From Italian to Mediterranean
The transformed Riviera Forlino unveils a new style of vibrant elegance in its rebranding and culinary vision.
The Forlino of old unveils itself as Riviera Forlino to reflect its emphasis on Mediterranean coastal cuisine. Fronting the brand refresh and culinary transformation are Executive Chef Rémy Carmignani, Executive Pastry Chef Nicolas Vergnole and Maîtresse de Maison Elia Bajrai, making up a young and vibrant team that is setting the tone for the new Forlino.
While sophistication in service and culinary finesse remain the pillars of the Forlino experience, diners will be surprised by the myriad of Mediterranean influences beyond just Italian cuisine. Mediterranean countries include the likes of Bosnia, Egypt and Lebanon to Morocco, Slovenia and Tunisia, to name a few, and for an international chef such as Carmignani, it certainly looks like his experience ticks the boxes for executing an innovative Mediterranean coastal cuisine. His Franco-Italian heritage synergises with over 15 years of experience in Paris, Doha, Marrakech and Singapore where he held notable appointments in the three-Michelin-starred kitchens of Guy Savoy and at five-star palace-hotel La Mamounia.
“The dishes at Riviera Forlino not only pay homage to my roots; they also reflect the fresh bounty of the Mediterranean region and my multicultural culinary experiences, presenting a colourful and exciting experience for our guests,” says Chef Carmignani.
Vibrant colours and summer freshness defined the starter dish of Wild-caught New Zealand Langoustine, which was served in raw slices topped with tomato jelly and dressed with tomato vinaigrette made from cherry tomatoes, olive oil, xeres vinegar and Dijon mustard to awaken the taste buds with its sweet zingy flavours. Garnishes of kiwi seeds, pomegranate, mustard seeds and leaves finished with basil oil complete the flavour profile. The perfect start to evoke a sense of the Mediterranean coast.
The next dish of Hand Made Tortellini with traditional Moroccan Tangia-style lamb shoulder was inspired by the traditional Moroccan dish of “Marrakchia Tangia”, a slow-cooked stew cooked in a clay pot. It was the ideal representation of Chef Carmignani’s international background. The lamb shoulder was slow-braised in house-made preserved lemons, thyme, cumin, shallots, garlic, sour cream and parmesan, topped with saffron and goat cheese cream and finished with broth from the braising stock of the lamb shoulder. This rich savoury bite immediately brought me to Morocco; the aromatic notes of the spices and herbs balanced the strong lamb flavour, finished off with a bright hint of zest from the preserved lemons to perk up the taste buds. It was addictive. And addiction came in twos.

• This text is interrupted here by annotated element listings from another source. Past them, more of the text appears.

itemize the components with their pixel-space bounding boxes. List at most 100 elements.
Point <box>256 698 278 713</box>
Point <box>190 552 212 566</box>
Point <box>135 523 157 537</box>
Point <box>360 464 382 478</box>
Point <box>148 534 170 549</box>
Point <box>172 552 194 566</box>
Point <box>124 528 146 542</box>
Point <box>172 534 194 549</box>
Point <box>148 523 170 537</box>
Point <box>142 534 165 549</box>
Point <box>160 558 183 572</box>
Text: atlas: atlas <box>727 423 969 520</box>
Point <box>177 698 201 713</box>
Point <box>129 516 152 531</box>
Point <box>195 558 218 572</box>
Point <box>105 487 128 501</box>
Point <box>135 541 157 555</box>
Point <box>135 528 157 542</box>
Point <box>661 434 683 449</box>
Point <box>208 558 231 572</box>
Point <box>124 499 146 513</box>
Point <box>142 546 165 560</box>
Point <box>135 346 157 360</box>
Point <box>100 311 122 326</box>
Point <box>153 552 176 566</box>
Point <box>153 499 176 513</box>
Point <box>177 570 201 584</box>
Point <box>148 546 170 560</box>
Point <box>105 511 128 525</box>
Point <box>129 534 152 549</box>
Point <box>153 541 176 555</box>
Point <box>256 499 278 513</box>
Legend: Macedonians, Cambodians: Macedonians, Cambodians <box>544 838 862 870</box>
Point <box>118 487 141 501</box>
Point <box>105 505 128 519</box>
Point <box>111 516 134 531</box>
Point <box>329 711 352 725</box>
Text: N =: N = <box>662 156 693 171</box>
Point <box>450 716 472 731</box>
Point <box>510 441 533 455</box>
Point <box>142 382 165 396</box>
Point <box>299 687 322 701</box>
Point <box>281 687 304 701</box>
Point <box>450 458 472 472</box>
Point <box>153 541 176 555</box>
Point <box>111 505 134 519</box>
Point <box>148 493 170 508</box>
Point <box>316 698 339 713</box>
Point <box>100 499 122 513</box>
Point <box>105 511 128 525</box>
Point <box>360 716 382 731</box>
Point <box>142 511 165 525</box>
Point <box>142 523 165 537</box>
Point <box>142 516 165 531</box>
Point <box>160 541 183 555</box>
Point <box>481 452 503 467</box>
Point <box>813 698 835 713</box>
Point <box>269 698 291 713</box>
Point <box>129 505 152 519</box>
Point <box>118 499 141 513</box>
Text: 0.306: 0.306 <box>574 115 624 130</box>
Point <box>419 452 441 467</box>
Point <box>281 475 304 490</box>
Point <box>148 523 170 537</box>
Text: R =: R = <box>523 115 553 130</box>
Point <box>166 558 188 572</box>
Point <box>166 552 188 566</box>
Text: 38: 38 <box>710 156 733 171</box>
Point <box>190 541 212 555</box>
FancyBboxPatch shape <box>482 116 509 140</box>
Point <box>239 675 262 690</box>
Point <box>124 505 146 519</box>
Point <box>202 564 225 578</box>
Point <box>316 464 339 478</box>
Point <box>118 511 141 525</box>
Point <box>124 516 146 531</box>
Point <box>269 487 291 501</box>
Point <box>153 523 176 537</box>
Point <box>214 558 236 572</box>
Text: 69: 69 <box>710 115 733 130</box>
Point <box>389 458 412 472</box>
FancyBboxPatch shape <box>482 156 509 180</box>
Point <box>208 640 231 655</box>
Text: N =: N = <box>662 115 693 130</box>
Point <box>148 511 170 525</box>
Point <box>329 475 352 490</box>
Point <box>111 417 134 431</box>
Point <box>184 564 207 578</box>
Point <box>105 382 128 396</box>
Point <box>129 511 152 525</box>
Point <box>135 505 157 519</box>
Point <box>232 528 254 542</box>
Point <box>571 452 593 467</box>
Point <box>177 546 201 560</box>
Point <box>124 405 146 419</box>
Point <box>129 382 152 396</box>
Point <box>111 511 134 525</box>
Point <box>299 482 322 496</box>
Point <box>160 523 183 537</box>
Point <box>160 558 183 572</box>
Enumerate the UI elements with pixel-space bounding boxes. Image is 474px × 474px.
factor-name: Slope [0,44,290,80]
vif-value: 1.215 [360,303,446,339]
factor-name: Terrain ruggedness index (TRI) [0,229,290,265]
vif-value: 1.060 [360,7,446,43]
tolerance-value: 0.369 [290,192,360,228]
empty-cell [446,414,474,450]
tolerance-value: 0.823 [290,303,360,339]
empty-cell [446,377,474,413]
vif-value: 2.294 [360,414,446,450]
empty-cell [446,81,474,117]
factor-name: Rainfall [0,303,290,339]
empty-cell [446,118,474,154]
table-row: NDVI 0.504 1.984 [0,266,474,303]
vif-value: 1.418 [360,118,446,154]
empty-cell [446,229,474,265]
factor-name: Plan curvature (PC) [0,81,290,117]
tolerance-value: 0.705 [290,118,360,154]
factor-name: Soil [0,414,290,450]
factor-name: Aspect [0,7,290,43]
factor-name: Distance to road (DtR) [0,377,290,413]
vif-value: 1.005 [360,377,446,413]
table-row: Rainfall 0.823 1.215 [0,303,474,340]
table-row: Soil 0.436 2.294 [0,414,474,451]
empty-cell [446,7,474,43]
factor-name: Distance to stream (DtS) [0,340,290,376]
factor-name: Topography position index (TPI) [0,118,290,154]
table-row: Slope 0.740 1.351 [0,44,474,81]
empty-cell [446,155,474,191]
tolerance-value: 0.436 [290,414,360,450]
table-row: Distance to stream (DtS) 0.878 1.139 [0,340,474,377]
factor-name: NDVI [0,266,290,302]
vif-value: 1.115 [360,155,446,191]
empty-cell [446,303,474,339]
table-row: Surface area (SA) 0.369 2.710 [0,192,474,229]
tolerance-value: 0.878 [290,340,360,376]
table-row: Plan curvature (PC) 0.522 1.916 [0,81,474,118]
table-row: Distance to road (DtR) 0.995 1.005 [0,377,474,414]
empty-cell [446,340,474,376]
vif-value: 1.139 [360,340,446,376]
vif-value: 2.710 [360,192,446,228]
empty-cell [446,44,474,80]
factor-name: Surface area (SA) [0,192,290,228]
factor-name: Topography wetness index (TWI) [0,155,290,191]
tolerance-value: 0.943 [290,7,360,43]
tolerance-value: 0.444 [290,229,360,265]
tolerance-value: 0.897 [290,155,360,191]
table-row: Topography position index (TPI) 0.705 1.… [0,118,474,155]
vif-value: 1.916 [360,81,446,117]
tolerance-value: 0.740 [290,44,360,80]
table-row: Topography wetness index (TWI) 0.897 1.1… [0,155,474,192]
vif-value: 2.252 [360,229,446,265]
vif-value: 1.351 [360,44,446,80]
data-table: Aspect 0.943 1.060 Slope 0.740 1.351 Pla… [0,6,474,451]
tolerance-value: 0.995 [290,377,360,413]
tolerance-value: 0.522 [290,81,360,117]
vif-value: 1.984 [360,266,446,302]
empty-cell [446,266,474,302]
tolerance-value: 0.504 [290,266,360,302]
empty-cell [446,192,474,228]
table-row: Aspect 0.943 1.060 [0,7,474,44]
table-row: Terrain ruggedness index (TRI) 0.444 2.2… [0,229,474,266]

The Lobster & Shellfish Bouillabaisse was a tempting bowl of comfort, a simple dish that represented the chef’s childhood memories of his grandmother’s signature dish. The delish morsels of lobster and scallop kept company with a mound of garlic Parmentier of rich mashed potato, sitting in the rich, thick, smooth lobster sauce made with fresh lobster, cream, shallots, garlic and thyme, deglazed in the pan and flambéed with a dash of Ricard. Each perfect spoonful of potato, seafood and sauce yielded an addictive medley of beautiful flavours that lingered on my tongue. Rounding up the mains was the moreish Grain-fed Bresse Pigeon, a trio of roasted pigeon breast with beetroot textures and onion blanc-manger; slow-braised pigeon leg with pea shoots; and a “pigeon lollipop” of meat with parmesan cheese and sour cream with chicken liver sauce salmi. A light Goat Milk Panna Cotta of apricot & thyme sorbet, goat milk whipped ganache and hazelnut crumble completed the evening’s most memorable indulgence.
The five-course dinner menu is $148++; the seven-course dinner is $188++.
1 Fullerton Road, #02-06, One Fullerton. Tel: 6690 7564.